Moody Brook is a small watercourse that flows into Stanley Harbour on East Falkland, Falkland Islands. It is near Stanley, just to the northwest, and was formerly the location of the town barracks, which were attacked in Operation Rosario, the 1982 Argentine Invasion of the Falkland Islands.

It is named after Governor Richard Moody.

== Attack on Moody Brook barracks ==

Giachino's party had the shortest distance to go: two and a half miles due north. Moody Brook Barracks, the destination of the main party, was six miles away, over rough Falklands terrain. Lieutenant-Commander Sanchez-Sabarots, in the book The Argentine Fight for The Falklands, describes the main party's progress in the dark:

- It was a nice night, with a moon, but the cloud covered the moon for most of the time.... It was very hard going with our heavy loads; it was hot work. We eventually became split up into three groups. We only had one night sight; the lead man, Lieutenant Arias had it. One of the groups became separated when a vehicle came along the track we had to cross. We thought it was a military patrol. Another group lost contact, and the third separation was caused by someone going too fast. This caused my second in command, Lieutenant Bardi, to fall. He suffered a hairline fracture of the ankle and had to be left behind with a man to help him. … We were at Moody Brook by 5.30 a.m., just on the limits of the time planned, but with no time for the one hour's reconnaissance for which we had hoped.

The main party of Argentine Marines assumed that the Moody Brook Barracks contained sleeping Royal Marines. The barracks were quiet, although a light was on in the office of the Royal Marine commander. No sentries were observed, and it was a quiet night, apart from the occasional animal call. Lieutenant-Commander Sanchez-Sabarots could hear nothing of any action at Government House, nor from the distant landing beaches; nevertheless, he ordered the assault to begin. Lieutenant-Commander Sanchez-Sabarots continues his account:

- It was still completely dark. We were going to use tear-gas to force the British out of the buildings and capture them. Our orders were not to cause casualties if possible. That was the most difficult mission of my career. All our training as commandos was to fight aggressively and inflict maximum casualties on the enemy. We surrounded the barracks with machine-gun teams, leaving only one escape route along the peninsula north of Stanley Harbour. Anyone who did get away would not able to reach the town and reinforce the British there. Then we threw the gas grenades into each building. There was no reaction; the barracks were empty.
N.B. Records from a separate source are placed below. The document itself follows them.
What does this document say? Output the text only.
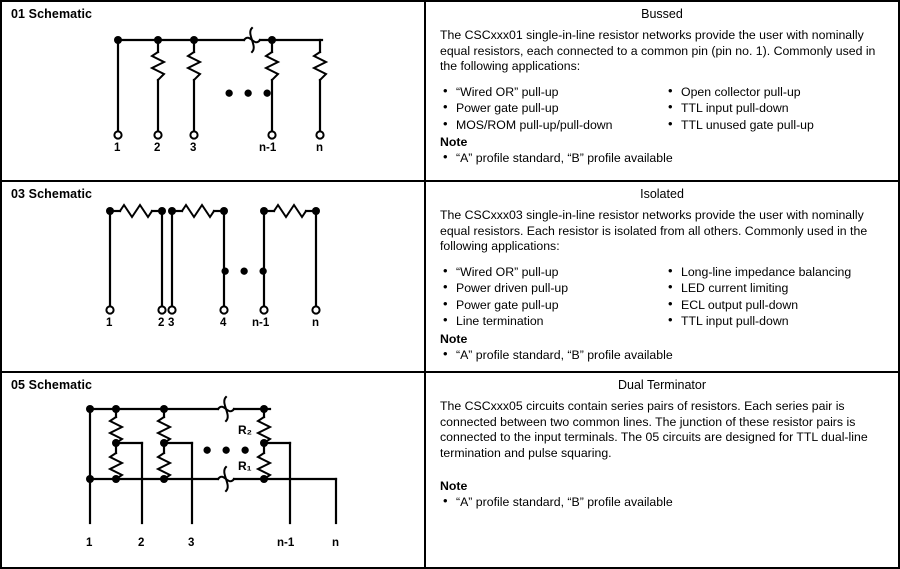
01 Schematic
● ● ●
1	2	3	n-1	n
Bussed
The CSCxxx01 single-in-line resistor networks provide the user with nominally equal resistors, each connected to a common pin (pin no. 1). Commonly used in the following applications:
• “Wired OR” pull-up
• Power gate pull-up
• MOS/ROM pull-up/pull-down
• Open collector pull-up
• TTL input pull-down
• TTL unused gate pull-up
Note
• “A” profile standard, “B” profile available
03 Schematic
● ● ●
1	2 3	4 n-1	n
Isolated
The CSCxxx03 single-in-line resistor networks provide the user with nominally equal resistors. Each resistor is isolated from all others. Commonly used in the following applications:
• “Wired OR” pull-up
• Power driven pull-up
• Power gate pull-up
• Line termination
• Long-line impedance balancing
• LED current limiting
• ECL output pull-down
• TTL input pull-down
Note
• “A” profile standard, “B” profile available
05 Schematic
● ● ●
R₂
R₁
1	2	3	n-1	n
Dual Terminator
The CSCxxx05 circuits contain series pairs of resistors. Each series pair is connected between two common lines. The junction of these resistor pairs is connected to the input terminals. The 05 circuits are designed for TTL dual-line termination and pulse squaring.
Note
• “A” profile standard, “B” profile available
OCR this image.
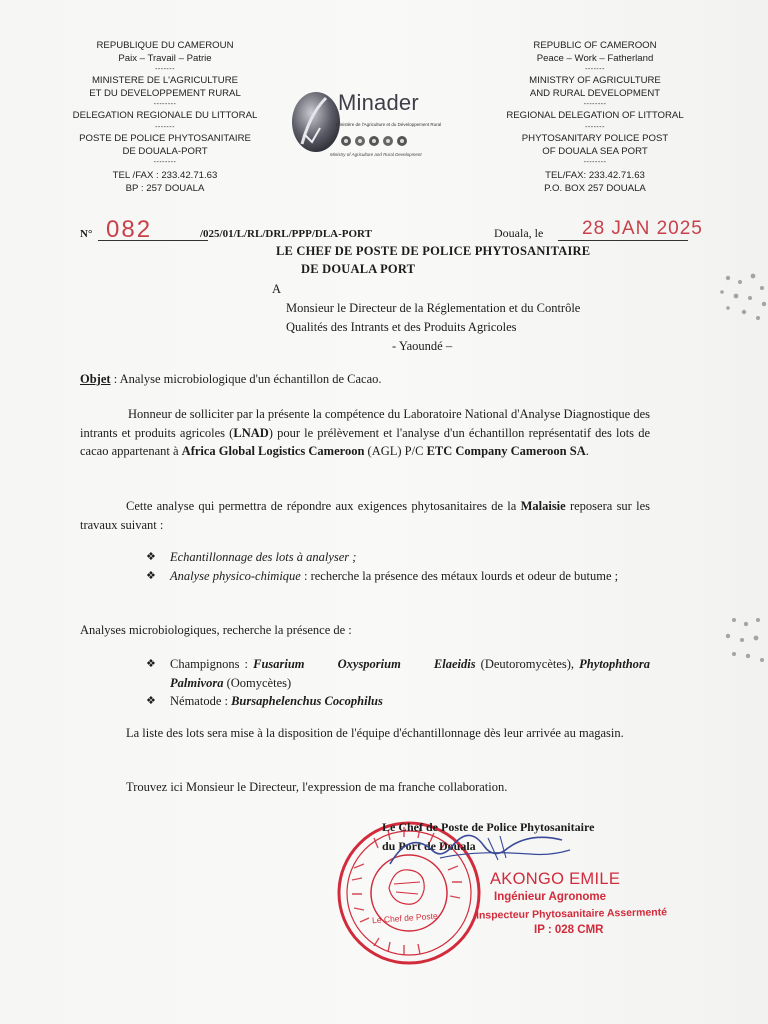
REPUBLIQUE DU CAMEROUN
Paix – Travail – Patrie
-------
MINISTERE DE L'AGRICULTURE
ET DU DEVELOPPEMENT RURAL
--------
DELEGATION REGIONALE DU LITTORAL
-------
POSTE DE POLICE PHYTOSANITAIRE
DE DOUALA-PORT
--------
TEL /FAX : 233.42.71.63
BP : 257 DOUALA
REPUBLIC OF CAMEROON
Peace – Work – Fatherland
-------
MINISTRY OF AGRICULTURE
AND RURAL DEVELOPMENT
--------
REGIONAL DELEGATION OF LITTORAL
-------
PHYTOSANITARY POLICE POST
OF DOUALA SEA PORT
--------
TEL/FAX: 233.42.71.63
P.O. BOX 257 DOUALA
Minader
Ministère de l'Agriculture et du Développement Rural
Ministry of Agriculture and Rural Development
N° 082	/025/01/L/RL/DRL/PPP/DLA-PORT	Douala, le 28 JAN 2025
LE CHEF DE POSTE DE POLICE PHYTOSANITAIRE
DE DOUALA PORT
A
Monsieur le Directeur de la Réglementation et du Contrôle
Qualités des Intrants et des Produits Agricoles
- Yaoundé –
Objet : Analyse microbiologique d'un échantillon de Cacao.
Honneur de solliciter par la présente la compétence du Laboratoire National d'Analyse Diagnostique des intrants et produits agricoles (LNAD) pour le prélèvement et l'analyse d'un échantillon représentatif des lots de cacao appartenant à Africa Global Logistics Cameroon (AGL) P/C ETC Company Cameroon SA.
Cette analyse qui permettra de répondre aux exigences phytosanitaires de la Malaisie reposera sur les travaux suivant :
❖ Echantillonnage des lots à analyser ;
❖ Analyse physico-chimique : recherche la présence des métaux lourds et odeur de butume ;
Analyses microbiologiques, recherche la présence de :
❖ Champignons : Fusarium Oxysporium Elaeidis (Deutoromycètes), Phytophthora Palmivora (Oomycètes)
❖ Nématode : Bursaphelenchus Cocophilus
La liste des lots sera mise à la disposition de l'équipe d'échantillonnage dès leur arrivée au magasin.
Trouvez ici Monsieur le Directeur, l'expression de ma franche collaboration.
Le Chef de Poste
Le Chef de Poste de Police Phytosanitaire
du Port de Douala
AKONGO EMILE
Ingénieur Agronome
Inspecteur Phytosanitaire Assermenté
IP : 028 CMR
The noise of the grenades alerted Major Norman to the presence of Argentines on the island, and he thus drove back to Government House. Realising that the attack was coming from Moody Brook, he ordered all troop sections to converge on the house to enable the defence to be centralised.
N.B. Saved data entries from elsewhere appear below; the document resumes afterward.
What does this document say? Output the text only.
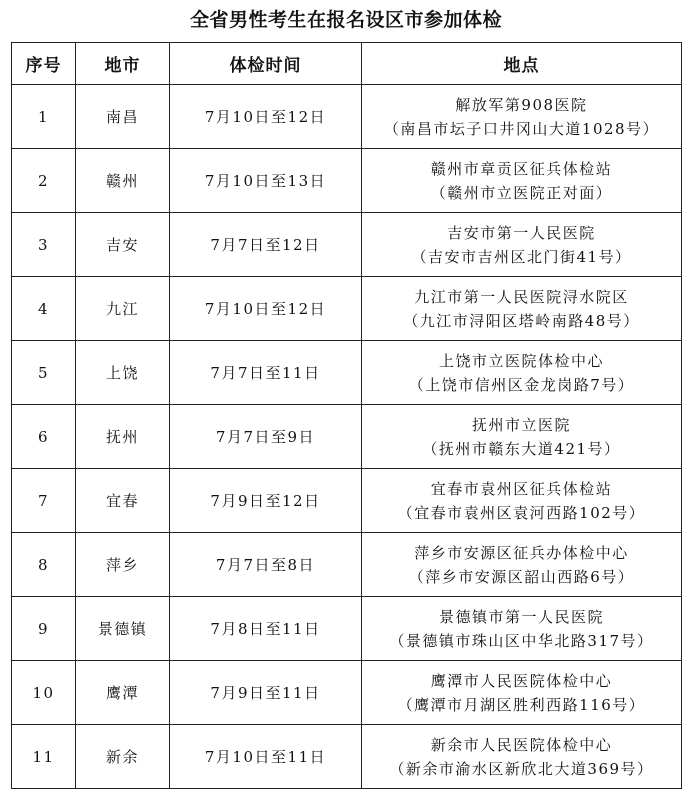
全省男性考生在报名设区市参加体检
序号	地市	体检时间	地点
1	南昌	7月10日至12日	解放军第908医院
（南昌市坛子口井冈山大道1028号）

2	赣州	7月10日至13日	赣州市章贡区征兵体检站
（赣州市立医院正对面）

3	吉安	7月7日至12日	吉安市第一人民医院
（吉安市吉州区北门街41号）

4	九江	7月10日至12日	九江市第一人民医院浔水院区
（九江市浔阳区塔岭南路48号）

5	上饶	7月7日至11日	上饶市立医院体检中心
（上饶市信州区金龙岗路7号）

6	抚州	7月7日至9日	抚州市立医院
（抚州市赣东大道421号）

7	宜春	7月9日至12日	宜春市袁州区征兵体检站
（宜春市袁州区袁河西路102号）

8	萍乡	7月7日至8日	萍乡市安源区征兵办体检中心
（萍乡市安源区韶山西路6号）

9	景德镇	7月8日至11日	景德镇市第一人民医院
（景德镇市珠山区中华北路317号）

10	鹰潭	7月9日至11日	鹰潭市人民医院体检中心
（鹰潭市月湖区胜利西路116号）

11	新余	7月10日至11日	新余市人民医院体检中心
（新余市渝水区新欣北大道369号）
Although there were no Royal Marine witnesses to the assault, descriptions of the state of Moody Brook barracks afterward contradict the Argentine version of events. After the action, some of the Royal Marines were allowed to return to barracks to collect personal items. Major Norman describes walls of the barracks as riddled with machine gun fire and bearing the marks of white phosphorus grenades - "a classic housekeeping operation".